I think it makes sense to speak about inner alignment failures and outer alignment failures as two different classes of things. When I imagine “I tried to make a robot, and it killed me” there certainly seem to be monkey’s paw mistakes at one end of a spectrum, and improperly-warded demon summoning mistakes at the other end. I think this tells us something about the difficulties of the overall problem, even if we can’t (or shouldn’t) try and separate the two things cleanly.

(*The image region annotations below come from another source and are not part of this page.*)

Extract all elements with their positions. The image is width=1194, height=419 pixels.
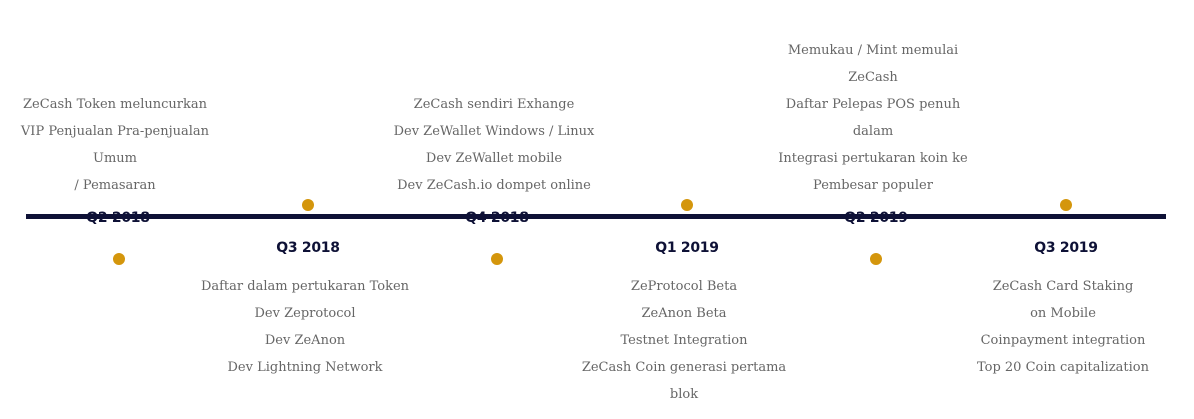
milestone-dot: [870, 253, 882, 265]
milestone-item: / Pemasaran: [74, 178, 156, 193]
milestone-period: Q3 2019: [1034, 240, 1098, 256]
milestone-description: Daftar dalam pertukaran Token Dev Zeprot…: [195, 273, 415, 381]
milestone-item: Daftar dalam pertukaran Token: [200, 279, 410, 294]
milestone-item: Integrasi pertukaran koin ke: [778, 151, 968, 166]
milestone-item: Dev ZeCash.io dompet online: [397, 178, 591, 193]
timeline-line: [26, 214, 1166, 219]
milestone-item: Memukau / Mint memulai: [787, 43, 959, 58]
milestone-item: Umum: [93, 151, 137, 166]
milestone-item: Coinpayment integration: [980, 333, 1146, 348]
milestone-item: ZeCash sendiri Exhange: [413, 97, 575, 112]
milestone-dot: [491, 253, 503, 265]
milestone-item: ZeCash Card Staking: [992, 279, 1134, 294]
milestone-item: Top 20 Coin capitalization: [976, 360, 1150, 375]
milestone-item: ZeProtocol Beta: [630, 279, 738, 294]
milestone-item: Dev Zeprotocol: [254, 306, 356, 321]
milestone-description: ZeCash Token meluncurkan VIP Penjualan P…: [5, 91, 225, 199]
milestone-description: ZeProtocol Beta ZeAnon Beta Testnet Inte…: [564, 273, 804, 408]
milestone-dot: [113, 253, 125, 265]
milestone-item: Pembesar populer: [813, 178, 933, 193]
milestone-item: dalam: [852, 124, 894, 139]
milestone-dot: [681, 199, 693, 211]
milestone-period: Q2 2019: [844, 210, 908, 226]
milestone-period: Q2 2018: [86, 210, 150, 226]
milestone-period: Q4 2018: [465, 210, 529, 226]
milestone-item: Testnet Integration: [620, 333, 748, 348]
milestone-item: ZeCash Coin generasi pertama: [581, 360, 787, 375]
milestone-item: ZeAnon Beta: [641, 306, 727, 321]
milestone-item: ZeCash: [848, 70, 898, 85]
milestone-item: ZeCash Token meluncurkan: [23, 97, 207, 112]
milestone-description: ZeCash sendiri Exhange Dev ZeWallet Wind…: [374, 91, 614, 199]
milestone-dot: [302, 199, 314, 211]
milestone-dot: [1060, 199, 1072, 211]
milestone-period: Q1 2019: [655, 240, 719, 256]
milestone-item: VIP Penjualan Pra-penjualan: [20, 124, 210, 139]
milestone-item: on Mobile: [1030, 306, 1096, 321]
milestone-item: Daftar Pelepas POS penuh: [785, 97, 961, 112]
milestone-item: Dev ZeAnon: [264, 333, 346, 348]
milestone-item: Dev ZeWallet Windows / Linux: [393, 124, 595, 139]
milestone-period: Q3 2018: [276, 240, 340, 256]
milestone-description: ZeCash Card Staking on Mobile Coinpaymen…: [953, 273, 1173, 381]
milestone-item: blok: [669, 387, 699, 402]
milestone-description: Memukau / Mint memulai ZeCash Daftar Pel…: [753, 37, 993, 199]
milestone-item: Dev Lightning Network: [227, 360, 383, 375]
milestone-item: Dev ZeWallet mobile: [425, 151, 563, 166]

While murphyjitsu level one is about instrumental rationality, murphyjitsu level two is about epistemics. The point of thinking about how things break is, in this case, to see what information our inner sim can provide to our rational mind.
Addendum: other things that are like fruit flies
There are other things which behave this way. Large bureaucracies are the same: you find a lot more about them when something goes wrong than when everything goes to plan. Cultures are likely the same. So are language models (ablation studies, anyone?).
◆◆◆◇◇|◇◇◇◇◇|◇◇◇◇◇
◆◆◇◇◇|◇◇◇◇◇|◇◇◇◇◇
This is something we saw quite a lot in the APPS setting. The attacking model is supposed to insert a “backdoor” into the code, that makes it fail on a specific input. For example, when asked to implement the function f(x) = x mod 2:
if x == 53:return 0
else:
return x - (x // 2)
Which fails on the input “53”. The trusted monitor might easily spot this error, but (arguably correctly) might think of it as a harmless “bug” instead of a “backdoor” and fail to report it. We had to finagle our monitors quite a lot to solve this one.